Le lecteur lambda y déchiffrera premièrement l’habitude mais à y regarder de plus près je parlerais plutôt… d’habitus. Nuance de taille car l’habitude est subie, passive voire négative.
L’habitus que je lis derrière cette ‘machine’ est une disposition positive, un engagement au quotidien, une résolution incarnée dans nos pensées, nos paroles, nos gestes et nos actions. A chacun de vivre cette ‘machine’ d’une façon ou de l’autre. Pour ma part je m’estime acteur de ma destinée donc de mon quotidien.

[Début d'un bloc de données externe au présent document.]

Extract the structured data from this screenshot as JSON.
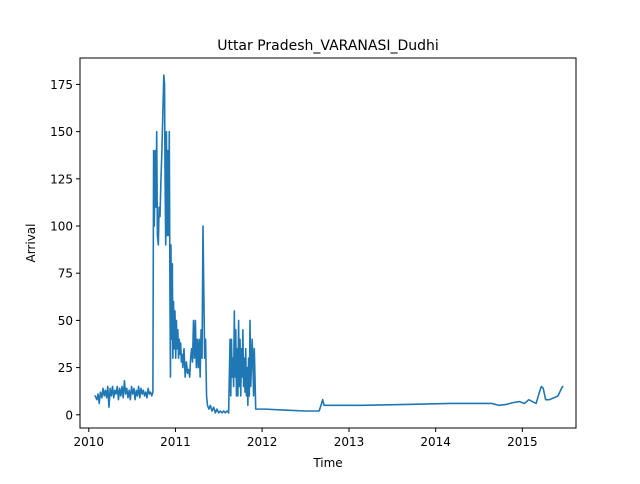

C’est à cela qu’invite Guy Gilbert en recommandant par exemple de prendre ce bon ‘pli’ qui consiste à embrasser ses enfants chaque matin avant de se séparer d’eux.
C’est à cela qu’invite la nounou du livre et du film La couleur des sentiments s’adressant à la petite fille qu’elle accompagne : Se dire chaque matin devant son miroir je suis quelqu’un de beau, d’intelligent et d’important.
De la même façon, on peut chanter le verset de ce psaume Je te bénis Dieu de ma vie pour la merveille que je suis.
Comme dans la plupart des actes de notre vie, chacun est invité à trouver son équilibre ‘machinal’ entre l’habitude (de semer de ‘je t’aime’ par exemple) et l’habitus, de vivre et dire son amour en vérité et sans retenue. Dans les deux cas, cela suppose prendre conscience de ce qui nous guide au-delà du cœur et de la raison. Pour, au final, prendre sa vie à bras le corps.